Настя не стала увольняться сразу – еще целый месяц она ходила на работу в клуб: драила, мыла, убирала. Точнее, создавала видимость. А на самом деле при каждом удобном случае пробиралась в административный блок и делала копии со всех документов, договоров, счетов, которые казались ей важными или полезными. Благо за давно намозолившей всем глаза уборщицей никто не следил – привыкли к ее вездесущему форменному платью, порядком поизносившемуся за пару прошедших лет.
Мысли теперь постоянно вертелись вокруг возвращения в Москву: Настя окончательно и бесповоротно приняла решение открыть клуб мужского стриптиза для богатых женщин. Этот проект отвечал всем ее потребностям и мечтам: создать мир, где мужчина однозначно и беспрекословно будет подчиняться женщине, где она сама, хозяйка положения, установит собственные правила и условия бытия. Хватит уже жить по законам других.
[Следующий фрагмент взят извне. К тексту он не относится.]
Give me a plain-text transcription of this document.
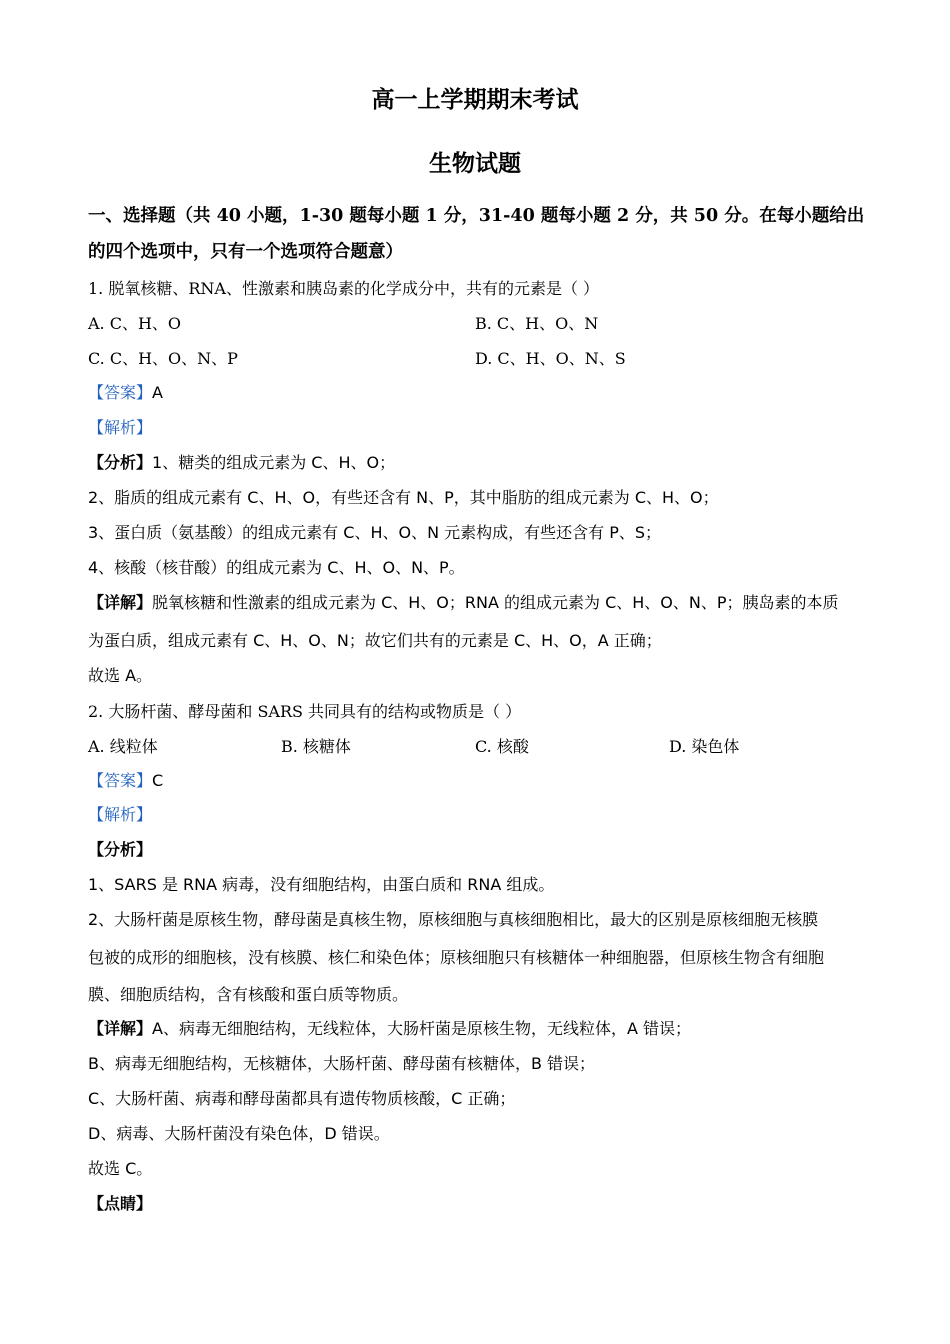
高一上学期期末考试
生物试题
一、选择题（共 40 小题，1-30 题每小题 1 分，31-40 题每小题 2 分，共 50 分。在每小题给出
的四个选项中，只有一个选项符合题意）
1. 脱氧核糖、RNA、性激素和胰岛素的化学成分中，共有的元素是（ ）
A. C、H、O	B. C、H、O、N
C. C、H、O、N、P	D. C、H、O、N、S
【答案】A
【解析】
【分析】1、糖类的组成元素为 C、H、O；
2、脂质的组成元素有 C、H、O，有些还含有 N、P，其中脂肪的组成元素为 C、H、O；
3、蛋白质（氨基酸）的组成元素有 C、H、O、N 元素构成，有些还含有 P、S；
4、核酸（核苷酸）的组成元素为 C、H、O、N、P。
【详解】脱氧核糖和性激素的组成元素为 C、H、O；RNA 的组成元素为 C、H、O、N、P；胰岛素的本质
为蛋白质，组成元素有 C、H、O、N；故它们共有的元素是 C、H、O，A 正确；
故选 A。
2. 大肠杆菌、酵母菌和 SARS 共同具有的结构或物质是（ ）
A. 线粒体	B. 核糖体	C. 核酸	D. 染色体
【答案】C
【解析】
【分析】
1、SARS 是 RNA 病毒，没有细胞结构，由蛋白质和 RNA 组成。
2、大肠杆菌是原核生物，酵母菌是真核生物，原核细胞与真核细胞相比，最大的区别是原核细胞无核膜
包被的成形的细胞核，没有核膜、核仁和染色体；原核细胞只有核糖体一种细胞器，但原核生物含有细胞
膜、细胞质结构，含有核酸和蛋白质等物质。
【详解】A、病毒无细胞结构，无线粒体，大肠杆菌是原核生物，无线粒体，A 错误；
B、病毒无细胞结构，无核糖体，大肠杆菌、酵母菌有核糖体，B 错误；
C、大肠杆菌、病毒和酵母菌都具有遗传物质核酸，C 正确；
D、病毒、大肠杆菌没有染色体，D 错误。
故选 C。
【点睛】
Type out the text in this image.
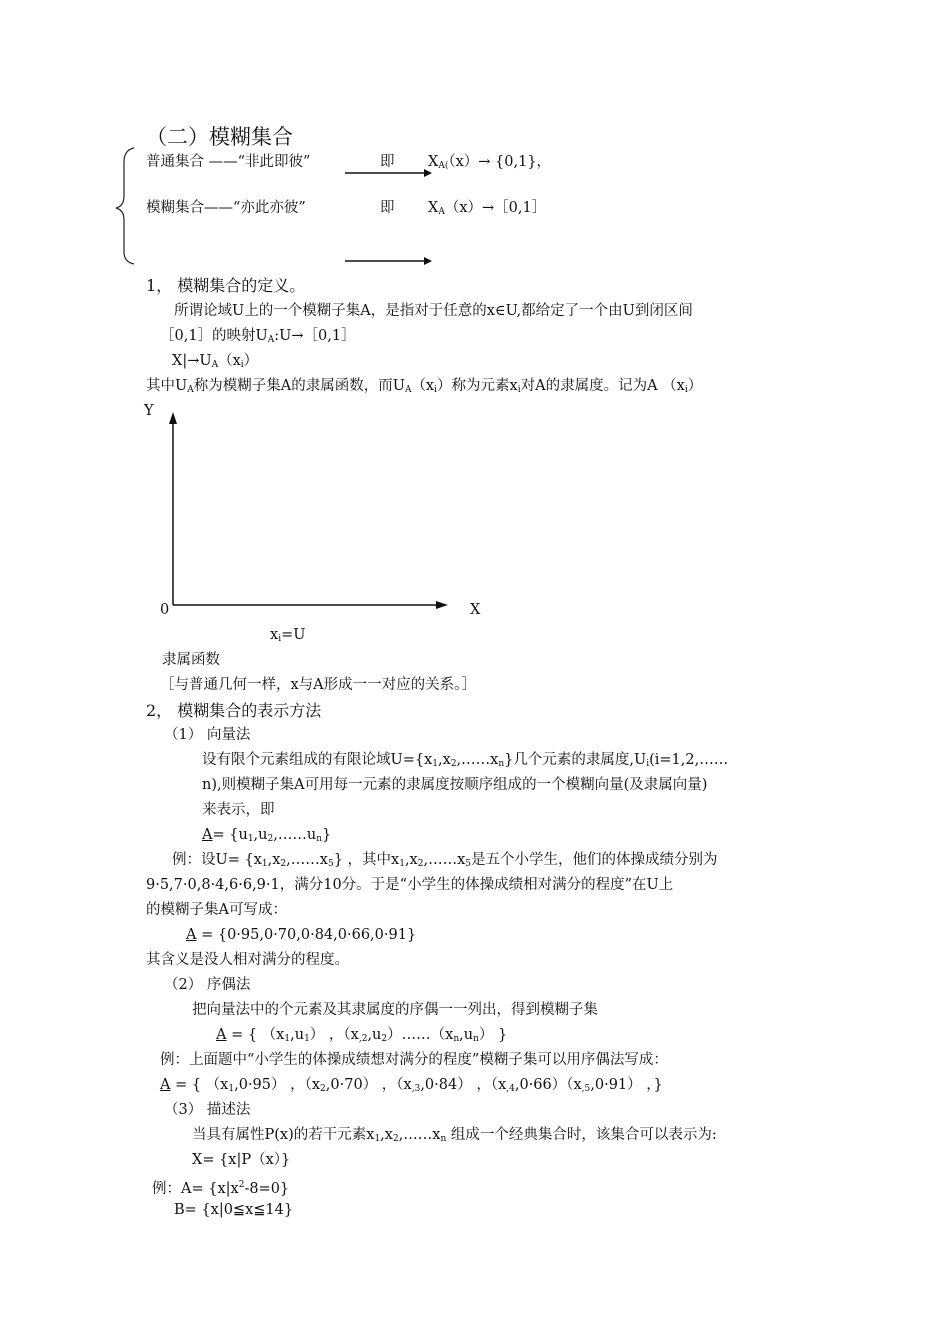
（二）模糊集合
普通集合 ——“非此即彼”	即 $X_{A(}(x)\to \{0,1\}$，
模糊集合——“亦此亦彼”	即 $X_A(x)\to[0,1]$
1， 模糊集合的定义。
所谓论域U上的一个模糊子集A，是指对于任意的x∈U,都给定了一个由U到闭区间
［0,1］的映射$U_A:U\to[0,1]$
$X|\to U_A(x_i)$
其中$U_A$称为模糊子集A的隶属函数，而$U_A(x_i)$称为元素$x_i$对A的隶属度。记为A $(x_i)$
Y
0	X
$x_i=U$
隶属函数
［与普通几何一样，x与A形成一一对应的关系。］
2， 模糊集合的表示方法
（1） 向量法
设有限个元素组成的有限论域$U=\{x_1,x_2,\dots\dots x_n\}$几个元素的隶属度$,U_i(i=1,2,\dots\dots$
n),则模糊子集A可用每一元素的隶属度按顺序组成的一个模糊向量(及隶属向量)
来表示，即
$A= \{u_1,u_2,\dots\dots u_n\}$
例：设$U= \{x_1,x_2,\dots\dots x_5\}$ ，其中$x_1,x_2,\dots\dots x_5$是五个小学生，他们的体操成绩分别为
9·5,7·0,8·4,6·6,9·1，满分10分。于是“小学生的体操成绩相对满分的程度”在U上
的模糊子集A可写成：
A = {0·95,0·70,0·84,0·66,0·91}
其含义是没人相对满分的程度。
（2） 序偶法
把向量法中的个元素及其隶属度的序偶一一列出，得到模糊子集
A = { $(x_1,u_1)$ ，$(x_{,2},u_2)\dots\dots(x_n,u_n)$ }
例：上面题中“小学生的体操成绩想对满分的程度”模糊子集可以用序偶法写成：
A = { $(x_1,0\cdot 95)$ ，$(x_2,0\cdot 70)$ ，$(x_{,3},0\cdot 84)$ ，$(x_{,4},0\cdot 66)(x_{,5},0\cdot 91)$ ，}
（3） 描述法
当具有属性P(x)的若干元素$x_1,x_2,\dots\dots x_n$ 组成一个经典集合时，该集合可以表示为:
X= {x|P（x）}
例：$A= \{x|x^2-8=0\}$
B= {x|0≦x≦14}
Через месяц она наконец решилась и набрала номер Стаса. То ли от неожиданности, то ли от счастья он на целую минуту потерял дар речи – Настя сидела с прижатой к уху трубкой и раздраженно ждала, когда же он заговорит. А на следующий день Стае прибыл утренним самолетом в аэропорт Шарль де Голль. Видимо, заранее подготовился к поездке – откуда в мужчинах такая самоуверенность? – и лишь сидел ждал ее звонка.
По старой паутине парижских улиц он плутал добрых два часа, прежде чем отыскал нужный дом. Скрипучая деревянная лестница с такими узкими ступеньками, что Стае то и дело хватался за перила, боясь упасть, привела его на самый верх. Он постучал в незапертую дверь. Дверь под нажимом кулака раскрылась, и Стае увидел перед собою Настю: она сидела за шатким письменным столом лицом к окну. Девушка осторожно обернулась на протяжный скрип двери и медленно, превозмогая себя, выдавила улыбку.
Стае застыл перед Настей как вкопанный. От прежней наивной и немного надменной девчонки, какой он увидел ее в самый первый раз, ничего не осталось. В русых волосах тут и там поблескивали седые пряди, лицо побледнело и осунулось – теперь она выглядела лет на десять старше своего возраста. Ей же всего двадцать пять? А кажется, что под сорок, и в глазах такая непреодолимая тоска, что от одного взгляда накатывает, словно гигантская волна, тяжелая жалость.
– Настенька… – едва вымолвил он, пытаясь скрыть нервную дрожь в голосе. Он старался не показать своих чувств, не дать ей понять, что увидел, как она изменилась, но не сумел. Настя прочитала его мысли как раскрытую книгу. Закрыла лицо ладонями и, не произнеся ни слова, расплакалась.